Given the weak strength of the signals, the paper mentions the effectiveness in the real world is also limited to line-of-sight (Los) at close range. In the real world, Los would prove to be difficult for stationary attackers but may be feasible for moving ones like many vehicles in traffic.

Lastly, a discussion of the consequences of a successful attack would have been useful. A concrete example proving that a sender, such as a vehicle, failed to detect a significant object, such as a person, bicycle, animal, other vehicle, etc. would be more powerful than statistical analysis of the likelihood of success. One challenge of the attacks is that while attackers may know the inner workings of the ML algorithm based on UWB signals, they do not have access to the victim’s device to know whether the attack has been successful.

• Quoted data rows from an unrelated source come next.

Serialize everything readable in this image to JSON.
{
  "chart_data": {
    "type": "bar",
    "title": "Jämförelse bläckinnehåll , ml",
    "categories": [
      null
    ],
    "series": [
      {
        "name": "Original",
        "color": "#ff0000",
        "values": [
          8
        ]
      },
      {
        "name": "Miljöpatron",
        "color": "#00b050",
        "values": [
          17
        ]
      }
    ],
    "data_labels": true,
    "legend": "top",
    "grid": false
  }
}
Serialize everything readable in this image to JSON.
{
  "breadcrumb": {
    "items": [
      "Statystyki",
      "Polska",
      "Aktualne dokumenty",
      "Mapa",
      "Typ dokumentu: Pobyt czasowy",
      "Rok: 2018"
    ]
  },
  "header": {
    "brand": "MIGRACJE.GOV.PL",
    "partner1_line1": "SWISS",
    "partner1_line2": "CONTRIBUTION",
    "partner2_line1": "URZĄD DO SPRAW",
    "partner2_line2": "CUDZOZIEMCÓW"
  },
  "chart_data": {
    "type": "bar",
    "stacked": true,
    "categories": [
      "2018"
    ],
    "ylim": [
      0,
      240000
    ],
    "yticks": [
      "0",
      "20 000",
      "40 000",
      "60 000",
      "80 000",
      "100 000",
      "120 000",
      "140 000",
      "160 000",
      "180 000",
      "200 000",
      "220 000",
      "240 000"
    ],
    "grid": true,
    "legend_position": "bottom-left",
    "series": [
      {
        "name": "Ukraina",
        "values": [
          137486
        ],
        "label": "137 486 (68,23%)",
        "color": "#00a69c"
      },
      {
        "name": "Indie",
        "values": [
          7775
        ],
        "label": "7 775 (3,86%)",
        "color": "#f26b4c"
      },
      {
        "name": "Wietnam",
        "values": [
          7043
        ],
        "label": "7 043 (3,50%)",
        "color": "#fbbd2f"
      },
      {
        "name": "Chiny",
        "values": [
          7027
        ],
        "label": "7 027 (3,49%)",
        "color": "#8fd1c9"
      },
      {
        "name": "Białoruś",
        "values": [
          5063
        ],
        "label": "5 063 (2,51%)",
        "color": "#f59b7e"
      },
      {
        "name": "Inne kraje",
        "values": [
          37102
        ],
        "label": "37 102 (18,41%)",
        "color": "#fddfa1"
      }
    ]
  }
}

Takeaways About Radio Security from this Research

Without question, adversarial attacks against UWB-radar perception systems deserve serious attention from the manufacturers who implement them to ensure proper defensive strategies are employed. At a basic level, shifting, filtering, and spectrum sensing should be implemented. However as demonstrated, strategies for shift avoidance, filter avoidance, and theoretical strategies for spectrum sensing avoidance are possible.

While these attacks are less likely to occur in the real world, further research needs to be conducted to develop hardened defense strategies against reactive and a-RNA radar perception system attacks.